Environ 3 % des exportations des pays européens vont vers la Chine, quand la Chine dirige près de 20 % de ses produits vers l'Union européenne, son tout premier client. L'Union investit tous les ans plus de deux fois plus en Suisse qu'en Chine. Même si ces chiffres sont appelés à croître, cela met bien en lumière combien la Chine a au moins autant besoin de l'Europe que le Vieux Continent de la Chine.

Et c'est tout l'enjeu du sommet Union européenne-Chine qui s'est tenu ce mercredi à Bruxelles. Ce sommet a lieu à un moment crucial de l'émergence de la Chine sur la scène économique, diplomatique et géopolitique mondiale. Le « G2 » Etats-Unis-Chine traverse une crise avec le récent vote au Congrès et les nuages protectionnistes qui s'accumulent. Les relations de la Chine et du Japon ont connu un brutal « rafraîchissement maritime ». Les groupes internationaux sortent d'une longue lune de miel avec l'empire du Milieu et s'interrogent de plus en plus sur la rentabilité réelle de leurs lourds investissements technologiques et financiers.

Or c'est précisément maintenant que l'Europe cumule, vu de la Chine, de nombreux atouts. Loin de l'idée très répandue, et intériorisée par nombre d'Européens, d'un continent qui aurait perdu son influence dans le monde, ou l'espoir de tirer un profit économique et social de l'émergence chinoise. A un moment où les Etats-Unis perdent leur leadership absolu et où la Chine ne se sent pas prête à assumer le sien, c'est une chance unique pour réaffirmer son « soft power ». La « vision stratégique européenne » concernant la Chine reste à définir, et surtout à faire entendre de manière claire et audible. Il n'est que temps.

Les Etats membres, et les plus grands les premiers, sont les grands perdants de cette absence de vision commune vis-à-vis de la Chine, qui valorise la constance et la prédictibilité des messages, la cohérence des différents canaux et, osons le dire, l'évaluation des rapports de force en présence. Les politiques solitaires ou dissonantes, à l'image des mesures protectionnistes, sont à terme préjudiciables à leurs auteurs. Au sein des institutions européennes, il est essentiel de pousser à encore plus de coordination, la relation avec la Chine étant aujourd'hui répartie entre au moins six commissaires.

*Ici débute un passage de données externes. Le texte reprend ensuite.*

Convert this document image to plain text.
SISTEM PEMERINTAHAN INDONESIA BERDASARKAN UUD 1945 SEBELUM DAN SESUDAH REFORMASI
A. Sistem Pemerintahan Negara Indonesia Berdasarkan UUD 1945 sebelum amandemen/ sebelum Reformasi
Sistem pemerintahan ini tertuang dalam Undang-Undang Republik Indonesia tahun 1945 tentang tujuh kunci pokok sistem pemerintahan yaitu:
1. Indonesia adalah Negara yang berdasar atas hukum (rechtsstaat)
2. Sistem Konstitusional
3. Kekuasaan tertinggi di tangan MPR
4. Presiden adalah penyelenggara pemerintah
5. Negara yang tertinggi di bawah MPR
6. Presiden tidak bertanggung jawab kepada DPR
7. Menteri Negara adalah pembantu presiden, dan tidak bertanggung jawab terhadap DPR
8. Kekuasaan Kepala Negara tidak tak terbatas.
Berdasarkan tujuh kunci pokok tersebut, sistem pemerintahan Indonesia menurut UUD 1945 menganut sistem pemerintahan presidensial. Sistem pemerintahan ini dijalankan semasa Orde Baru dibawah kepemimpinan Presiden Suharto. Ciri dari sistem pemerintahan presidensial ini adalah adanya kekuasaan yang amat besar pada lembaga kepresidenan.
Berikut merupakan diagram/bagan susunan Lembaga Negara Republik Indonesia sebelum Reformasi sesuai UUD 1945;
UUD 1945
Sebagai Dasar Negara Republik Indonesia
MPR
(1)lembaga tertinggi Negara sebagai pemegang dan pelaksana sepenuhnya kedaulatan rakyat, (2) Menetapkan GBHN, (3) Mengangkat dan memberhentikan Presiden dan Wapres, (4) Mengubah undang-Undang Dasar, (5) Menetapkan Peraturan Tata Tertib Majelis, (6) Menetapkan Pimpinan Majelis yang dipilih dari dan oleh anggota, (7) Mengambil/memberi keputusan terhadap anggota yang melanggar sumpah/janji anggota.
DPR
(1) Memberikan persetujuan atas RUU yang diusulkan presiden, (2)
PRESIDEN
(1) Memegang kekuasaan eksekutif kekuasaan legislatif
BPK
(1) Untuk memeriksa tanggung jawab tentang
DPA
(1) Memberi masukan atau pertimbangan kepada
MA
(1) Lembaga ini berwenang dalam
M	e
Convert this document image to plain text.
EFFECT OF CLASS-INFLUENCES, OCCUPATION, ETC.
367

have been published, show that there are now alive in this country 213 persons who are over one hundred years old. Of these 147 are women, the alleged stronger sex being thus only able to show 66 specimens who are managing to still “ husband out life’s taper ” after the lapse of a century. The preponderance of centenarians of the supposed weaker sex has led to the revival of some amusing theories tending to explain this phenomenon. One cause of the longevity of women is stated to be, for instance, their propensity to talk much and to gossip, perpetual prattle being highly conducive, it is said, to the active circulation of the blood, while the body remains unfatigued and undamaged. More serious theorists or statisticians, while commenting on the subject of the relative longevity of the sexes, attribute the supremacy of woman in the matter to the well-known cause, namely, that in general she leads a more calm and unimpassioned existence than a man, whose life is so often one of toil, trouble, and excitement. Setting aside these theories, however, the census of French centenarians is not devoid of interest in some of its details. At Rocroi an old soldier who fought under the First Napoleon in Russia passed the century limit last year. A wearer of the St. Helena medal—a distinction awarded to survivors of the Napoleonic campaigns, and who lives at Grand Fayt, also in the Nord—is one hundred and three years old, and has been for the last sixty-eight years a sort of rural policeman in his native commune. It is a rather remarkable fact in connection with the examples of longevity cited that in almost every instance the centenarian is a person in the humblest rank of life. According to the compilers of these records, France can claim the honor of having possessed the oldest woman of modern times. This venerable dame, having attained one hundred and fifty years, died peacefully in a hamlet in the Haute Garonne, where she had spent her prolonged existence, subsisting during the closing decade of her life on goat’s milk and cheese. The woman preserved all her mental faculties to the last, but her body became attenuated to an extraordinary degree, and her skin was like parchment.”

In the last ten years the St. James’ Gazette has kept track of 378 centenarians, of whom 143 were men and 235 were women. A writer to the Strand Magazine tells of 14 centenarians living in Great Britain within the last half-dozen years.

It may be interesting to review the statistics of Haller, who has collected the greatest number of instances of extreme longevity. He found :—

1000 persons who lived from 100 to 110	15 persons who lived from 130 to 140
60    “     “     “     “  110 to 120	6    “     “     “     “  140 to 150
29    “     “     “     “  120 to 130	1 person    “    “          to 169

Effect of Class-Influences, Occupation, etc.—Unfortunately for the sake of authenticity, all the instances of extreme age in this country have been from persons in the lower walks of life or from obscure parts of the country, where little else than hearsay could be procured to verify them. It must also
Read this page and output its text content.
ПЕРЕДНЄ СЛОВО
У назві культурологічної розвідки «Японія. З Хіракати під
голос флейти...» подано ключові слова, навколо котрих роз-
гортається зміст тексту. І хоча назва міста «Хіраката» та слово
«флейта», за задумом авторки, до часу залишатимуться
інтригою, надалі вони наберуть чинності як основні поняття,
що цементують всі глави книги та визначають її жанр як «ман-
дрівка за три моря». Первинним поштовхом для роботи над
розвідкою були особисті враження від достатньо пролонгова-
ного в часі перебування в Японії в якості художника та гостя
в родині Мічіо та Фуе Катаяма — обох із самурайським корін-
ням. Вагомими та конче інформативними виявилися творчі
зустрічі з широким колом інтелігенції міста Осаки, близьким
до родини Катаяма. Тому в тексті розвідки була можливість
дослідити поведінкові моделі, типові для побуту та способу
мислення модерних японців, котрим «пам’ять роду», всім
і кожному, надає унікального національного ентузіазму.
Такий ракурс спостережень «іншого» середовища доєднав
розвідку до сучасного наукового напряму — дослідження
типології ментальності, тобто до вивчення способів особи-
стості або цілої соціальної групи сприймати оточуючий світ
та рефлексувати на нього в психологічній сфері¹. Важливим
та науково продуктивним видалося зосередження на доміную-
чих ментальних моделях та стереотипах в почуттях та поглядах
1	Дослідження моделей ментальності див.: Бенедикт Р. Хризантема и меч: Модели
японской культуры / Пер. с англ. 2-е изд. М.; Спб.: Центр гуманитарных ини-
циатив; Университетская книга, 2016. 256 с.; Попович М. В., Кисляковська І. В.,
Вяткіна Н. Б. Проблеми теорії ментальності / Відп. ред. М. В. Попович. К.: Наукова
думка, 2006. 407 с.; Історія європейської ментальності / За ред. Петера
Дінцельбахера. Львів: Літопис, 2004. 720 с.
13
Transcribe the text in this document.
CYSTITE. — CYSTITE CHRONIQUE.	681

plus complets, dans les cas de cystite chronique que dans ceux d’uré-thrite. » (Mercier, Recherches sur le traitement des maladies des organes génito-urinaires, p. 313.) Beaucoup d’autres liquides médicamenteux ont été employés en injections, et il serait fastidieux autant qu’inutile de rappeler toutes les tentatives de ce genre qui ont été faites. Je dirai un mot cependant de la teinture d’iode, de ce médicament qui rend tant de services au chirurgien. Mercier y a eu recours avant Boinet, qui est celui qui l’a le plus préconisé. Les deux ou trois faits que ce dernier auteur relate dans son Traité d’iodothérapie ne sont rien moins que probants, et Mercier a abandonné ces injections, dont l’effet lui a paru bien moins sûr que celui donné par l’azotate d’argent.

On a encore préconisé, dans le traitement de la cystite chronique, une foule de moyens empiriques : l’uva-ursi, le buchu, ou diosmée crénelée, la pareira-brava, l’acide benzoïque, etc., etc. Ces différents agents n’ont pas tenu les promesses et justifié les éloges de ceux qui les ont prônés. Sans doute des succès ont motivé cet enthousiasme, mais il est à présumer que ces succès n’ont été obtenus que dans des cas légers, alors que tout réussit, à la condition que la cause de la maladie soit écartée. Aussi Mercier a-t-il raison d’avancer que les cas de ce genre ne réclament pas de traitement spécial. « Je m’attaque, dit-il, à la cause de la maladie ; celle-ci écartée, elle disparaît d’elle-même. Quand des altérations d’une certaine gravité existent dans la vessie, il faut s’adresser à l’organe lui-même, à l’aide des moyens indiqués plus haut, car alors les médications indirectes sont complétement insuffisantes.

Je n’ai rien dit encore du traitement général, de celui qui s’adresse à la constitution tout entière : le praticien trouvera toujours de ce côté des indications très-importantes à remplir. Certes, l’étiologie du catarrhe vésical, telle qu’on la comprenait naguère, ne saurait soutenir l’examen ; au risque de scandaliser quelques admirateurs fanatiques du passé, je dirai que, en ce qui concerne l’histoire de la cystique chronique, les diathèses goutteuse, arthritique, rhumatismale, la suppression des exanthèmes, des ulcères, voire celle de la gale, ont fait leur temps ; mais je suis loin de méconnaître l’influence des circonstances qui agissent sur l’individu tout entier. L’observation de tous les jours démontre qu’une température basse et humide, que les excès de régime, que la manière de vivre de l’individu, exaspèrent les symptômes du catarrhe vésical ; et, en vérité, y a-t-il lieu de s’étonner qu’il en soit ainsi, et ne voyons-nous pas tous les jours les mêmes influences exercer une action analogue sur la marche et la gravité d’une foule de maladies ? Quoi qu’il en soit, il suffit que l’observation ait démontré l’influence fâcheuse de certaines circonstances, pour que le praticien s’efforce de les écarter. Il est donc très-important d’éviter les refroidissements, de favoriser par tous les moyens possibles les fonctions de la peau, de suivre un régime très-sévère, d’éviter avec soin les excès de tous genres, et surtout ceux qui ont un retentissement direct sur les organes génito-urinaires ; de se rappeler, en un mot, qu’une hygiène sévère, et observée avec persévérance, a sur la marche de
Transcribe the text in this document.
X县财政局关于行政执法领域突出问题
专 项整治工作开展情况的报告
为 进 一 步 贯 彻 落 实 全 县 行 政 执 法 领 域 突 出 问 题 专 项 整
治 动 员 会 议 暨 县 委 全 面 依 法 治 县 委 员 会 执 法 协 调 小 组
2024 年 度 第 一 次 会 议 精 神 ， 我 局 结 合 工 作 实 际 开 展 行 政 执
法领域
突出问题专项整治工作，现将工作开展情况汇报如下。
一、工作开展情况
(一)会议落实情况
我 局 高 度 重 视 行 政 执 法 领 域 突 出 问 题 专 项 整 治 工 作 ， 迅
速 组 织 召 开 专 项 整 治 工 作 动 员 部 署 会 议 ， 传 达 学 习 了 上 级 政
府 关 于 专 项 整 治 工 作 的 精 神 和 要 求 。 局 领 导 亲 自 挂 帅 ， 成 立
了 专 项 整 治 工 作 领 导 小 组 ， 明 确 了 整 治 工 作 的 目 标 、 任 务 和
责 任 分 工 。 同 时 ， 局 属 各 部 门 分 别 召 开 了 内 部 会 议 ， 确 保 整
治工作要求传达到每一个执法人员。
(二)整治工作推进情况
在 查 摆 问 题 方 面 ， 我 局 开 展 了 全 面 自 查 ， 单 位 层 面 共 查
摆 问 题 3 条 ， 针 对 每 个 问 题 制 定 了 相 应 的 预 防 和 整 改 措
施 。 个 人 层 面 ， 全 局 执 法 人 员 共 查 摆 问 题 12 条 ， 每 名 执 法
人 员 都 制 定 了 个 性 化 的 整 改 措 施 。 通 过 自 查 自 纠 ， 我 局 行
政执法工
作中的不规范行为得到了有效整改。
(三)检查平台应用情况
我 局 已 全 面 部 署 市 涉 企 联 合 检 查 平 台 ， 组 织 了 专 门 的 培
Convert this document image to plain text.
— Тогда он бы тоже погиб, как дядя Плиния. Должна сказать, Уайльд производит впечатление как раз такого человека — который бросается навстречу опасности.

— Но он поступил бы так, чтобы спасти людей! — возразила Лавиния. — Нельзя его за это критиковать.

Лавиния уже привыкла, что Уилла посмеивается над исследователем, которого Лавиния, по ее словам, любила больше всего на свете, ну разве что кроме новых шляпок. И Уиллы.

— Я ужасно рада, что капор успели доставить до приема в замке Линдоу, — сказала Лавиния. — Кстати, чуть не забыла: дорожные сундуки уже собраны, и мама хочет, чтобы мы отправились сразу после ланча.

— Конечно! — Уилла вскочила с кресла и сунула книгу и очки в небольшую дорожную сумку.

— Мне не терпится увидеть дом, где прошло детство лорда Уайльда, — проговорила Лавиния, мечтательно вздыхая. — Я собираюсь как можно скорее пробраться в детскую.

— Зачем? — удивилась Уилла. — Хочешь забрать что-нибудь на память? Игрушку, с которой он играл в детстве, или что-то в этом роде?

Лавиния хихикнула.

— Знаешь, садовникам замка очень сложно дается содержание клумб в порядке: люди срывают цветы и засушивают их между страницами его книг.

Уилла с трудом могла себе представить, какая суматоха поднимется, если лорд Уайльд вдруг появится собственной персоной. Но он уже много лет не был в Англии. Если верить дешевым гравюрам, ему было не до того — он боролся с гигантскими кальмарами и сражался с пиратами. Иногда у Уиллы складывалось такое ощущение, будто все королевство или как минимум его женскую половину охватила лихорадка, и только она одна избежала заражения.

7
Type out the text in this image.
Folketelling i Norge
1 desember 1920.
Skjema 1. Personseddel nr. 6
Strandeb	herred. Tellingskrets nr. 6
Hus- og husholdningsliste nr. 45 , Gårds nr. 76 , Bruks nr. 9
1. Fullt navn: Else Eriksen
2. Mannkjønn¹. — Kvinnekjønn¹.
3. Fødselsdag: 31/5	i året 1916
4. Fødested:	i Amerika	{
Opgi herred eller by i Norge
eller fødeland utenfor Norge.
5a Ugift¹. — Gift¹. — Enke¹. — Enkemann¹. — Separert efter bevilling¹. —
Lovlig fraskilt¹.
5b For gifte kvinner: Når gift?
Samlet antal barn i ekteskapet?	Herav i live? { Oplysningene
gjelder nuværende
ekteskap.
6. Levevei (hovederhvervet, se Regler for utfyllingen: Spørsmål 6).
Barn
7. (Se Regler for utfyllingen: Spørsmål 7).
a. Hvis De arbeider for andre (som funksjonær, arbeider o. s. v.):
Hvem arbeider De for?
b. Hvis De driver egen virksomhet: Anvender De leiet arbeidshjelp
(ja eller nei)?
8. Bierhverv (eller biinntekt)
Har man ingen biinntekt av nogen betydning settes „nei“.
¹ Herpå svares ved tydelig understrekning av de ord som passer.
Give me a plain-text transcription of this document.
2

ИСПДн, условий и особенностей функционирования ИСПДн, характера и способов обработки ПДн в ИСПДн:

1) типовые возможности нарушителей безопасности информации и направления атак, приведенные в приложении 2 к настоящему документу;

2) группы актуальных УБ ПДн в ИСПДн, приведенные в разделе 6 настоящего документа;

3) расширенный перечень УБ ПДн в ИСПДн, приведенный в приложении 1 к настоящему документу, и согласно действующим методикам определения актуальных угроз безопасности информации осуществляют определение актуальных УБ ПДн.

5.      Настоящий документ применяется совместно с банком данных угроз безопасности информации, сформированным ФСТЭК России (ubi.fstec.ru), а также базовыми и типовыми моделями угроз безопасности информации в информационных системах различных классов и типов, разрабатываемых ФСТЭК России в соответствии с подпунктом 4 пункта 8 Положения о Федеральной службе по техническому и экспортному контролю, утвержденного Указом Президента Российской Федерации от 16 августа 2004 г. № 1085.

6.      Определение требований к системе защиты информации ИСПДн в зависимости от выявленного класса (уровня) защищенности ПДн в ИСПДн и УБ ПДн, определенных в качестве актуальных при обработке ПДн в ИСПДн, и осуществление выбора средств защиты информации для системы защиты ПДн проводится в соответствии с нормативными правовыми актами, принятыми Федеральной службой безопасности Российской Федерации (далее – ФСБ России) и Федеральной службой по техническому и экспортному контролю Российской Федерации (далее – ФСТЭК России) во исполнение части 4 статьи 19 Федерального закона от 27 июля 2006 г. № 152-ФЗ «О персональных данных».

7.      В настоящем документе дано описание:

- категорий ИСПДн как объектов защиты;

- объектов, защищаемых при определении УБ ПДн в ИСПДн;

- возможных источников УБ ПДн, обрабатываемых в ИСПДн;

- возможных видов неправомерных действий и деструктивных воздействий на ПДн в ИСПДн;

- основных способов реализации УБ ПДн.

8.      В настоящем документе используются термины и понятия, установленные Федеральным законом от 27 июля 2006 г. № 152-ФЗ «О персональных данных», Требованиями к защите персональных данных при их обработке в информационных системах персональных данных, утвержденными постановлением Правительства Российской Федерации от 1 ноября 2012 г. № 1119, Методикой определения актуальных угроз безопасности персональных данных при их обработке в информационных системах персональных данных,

Sur le message lui-même, l'Europe a trop longtemps péché par une approche sentimentale ou naïve. Il faut tordre le cou à cette vieille idée reçue que l'on ne peut dire la vérité à nos interlocuteurs chinois. Bien au contraire, cette politique est préjudiciable à la crédibilité de la politique européenne tout entière. Il faut une relation Europe-Chine plus adulte, moins volatile ou marquée par des fâcheries ponctuelles. Ces poussées de fièvre sont la conséquence directe d'un dialogue stratégique insuffisamment débattu avec les acteurs économiques, intellectuels et sociaux à Paris, Londres, Berlin ou Athènes. Plus que les différences de valeurs, qu'il convient d'assumer, c'est l'inconsistance du message qui pénalise l'Europe.

La condition de cette relation adulte est une vision claire sur les objectifs que poursuit l'Union en Chine. Dans le contexte actuel de transformation du modèle économique chinois, l'Europe détient toutes les clefs : un système éducatif primaire et secondaire imparfait mais qui continue à donner les bases essentielles aux plus jeunes générations. Un système de sécurité sociale affaibli mais essentiel à un bien-être collectif réel. Une base technologique et industrielle restée dense dans les secteurs stratégiques pour la Chine : transports, énergie, technologies environnementales, sécurité alimentaire, santé. C'est l'innovation dans ces secteurs dont a besoin la Chine pour passer à une économie générant plus de valeur ajoutée et moins dépendante d'une main-d'oeuvre qu'il faudra enrichir pour créer une base de consommation domestique. A l'Europe d'être claire sur ses intérêts vitaux.